Mr Hibbert said the construction backlog will continue growing until at least next year, meaning there’s no relief in sight for construction firms or home builders.

“We expect more major business administrations moving forward. There will basically be a shakeout across the industry,” he said.

Patrick Coghlan, chief executive of credit bureau CreditorWatch, said the rate of insolvencies in the sector has remained “fairly stable” to date, but warned there’s much more pain to come.

“I’m more concerned now than I have been in the past two to three years, without a doubt,” he said.

‘Common sense should prevail’

Mr Dwyer advised home buyers to avoid being “hard nosed” and to seek a compromise with their builders if they are facing financial pressures.

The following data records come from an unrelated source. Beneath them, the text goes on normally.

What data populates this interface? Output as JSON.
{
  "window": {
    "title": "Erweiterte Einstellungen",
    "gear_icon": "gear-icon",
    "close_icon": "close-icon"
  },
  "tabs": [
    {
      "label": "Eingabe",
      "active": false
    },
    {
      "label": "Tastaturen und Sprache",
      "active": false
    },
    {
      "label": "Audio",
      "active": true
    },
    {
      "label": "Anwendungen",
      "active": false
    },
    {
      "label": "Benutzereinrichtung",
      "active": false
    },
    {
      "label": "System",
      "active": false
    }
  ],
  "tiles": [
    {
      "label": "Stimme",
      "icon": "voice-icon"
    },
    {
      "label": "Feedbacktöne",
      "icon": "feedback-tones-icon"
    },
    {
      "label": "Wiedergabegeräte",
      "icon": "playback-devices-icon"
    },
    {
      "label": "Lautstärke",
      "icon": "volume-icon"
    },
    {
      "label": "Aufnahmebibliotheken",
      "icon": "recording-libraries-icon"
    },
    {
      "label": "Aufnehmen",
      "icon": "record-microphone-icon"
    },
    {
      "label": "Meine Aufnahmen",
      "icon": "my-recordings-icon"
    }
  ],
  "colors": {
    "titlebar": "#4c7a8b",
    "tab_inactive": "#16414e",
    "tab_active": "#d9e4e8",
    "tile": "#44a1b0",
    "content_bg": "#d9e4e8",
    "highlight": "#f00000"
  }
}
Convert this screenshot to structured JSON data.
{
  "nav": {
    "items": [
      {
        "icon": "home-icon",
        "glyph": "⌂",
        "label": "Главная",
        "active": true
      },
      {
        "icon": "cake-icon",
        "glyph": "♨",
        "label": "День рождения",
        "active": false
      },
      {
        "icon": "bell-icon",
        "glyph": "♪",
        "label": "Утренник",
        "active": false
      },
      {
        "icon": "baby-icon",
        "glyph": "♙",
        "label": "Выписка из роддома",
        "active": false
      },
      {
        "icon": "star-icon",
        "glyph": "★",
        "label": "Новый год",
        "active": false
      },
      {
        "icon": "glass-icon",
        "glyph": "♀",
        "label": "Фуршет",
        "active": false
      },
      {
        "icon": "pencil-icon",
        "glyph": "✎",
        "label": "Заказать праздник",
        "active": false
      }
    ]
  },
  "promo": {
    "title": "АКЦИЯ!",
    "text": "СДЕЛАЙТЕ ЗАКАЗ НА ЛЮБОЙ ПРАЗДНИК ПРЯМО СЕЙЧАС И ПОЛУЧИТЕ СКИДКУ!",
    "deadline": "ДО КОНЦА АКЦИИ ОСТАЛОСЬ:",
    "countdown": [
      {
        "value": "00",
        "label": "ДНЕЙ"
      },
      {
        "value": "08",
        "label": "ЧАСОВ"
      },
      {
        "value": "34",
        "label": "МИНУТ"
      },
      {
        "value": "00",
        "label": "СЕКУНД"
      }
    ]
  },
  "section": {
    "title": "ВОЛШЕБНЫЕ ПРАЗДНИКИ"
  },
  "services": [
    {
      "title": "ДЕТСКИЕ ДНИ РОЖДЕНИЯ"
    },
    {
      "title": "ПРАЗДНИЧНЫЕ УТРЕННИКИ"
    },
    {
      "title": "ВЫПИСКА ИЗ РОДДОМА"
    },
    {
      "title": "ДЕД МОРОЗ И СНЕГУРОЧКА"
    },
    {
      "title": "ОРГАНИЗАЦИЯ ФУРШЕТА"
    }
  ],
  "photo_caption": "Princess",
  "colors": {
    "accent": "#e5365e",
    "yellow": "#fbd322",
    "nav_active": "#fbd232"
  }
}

“Common sense should prevail in these circumstances,” he said.

“The very last thing a customer wants is their builder to go bust because that’s a nightmare.”

Mr Dwyer said customers should be willing to accept higher costs, even if they had agreed to a lower price with their builder in the past, as the pandemic and war in Ukraine had sent unexpected shockwaves through the global economy.

The alternative is trying to pursue a builder through the legal system, which would be akin to drawing blood from a stone, he said.

Builders should also “be honest and transparent” with customers about their finances, Mr Dwyer said.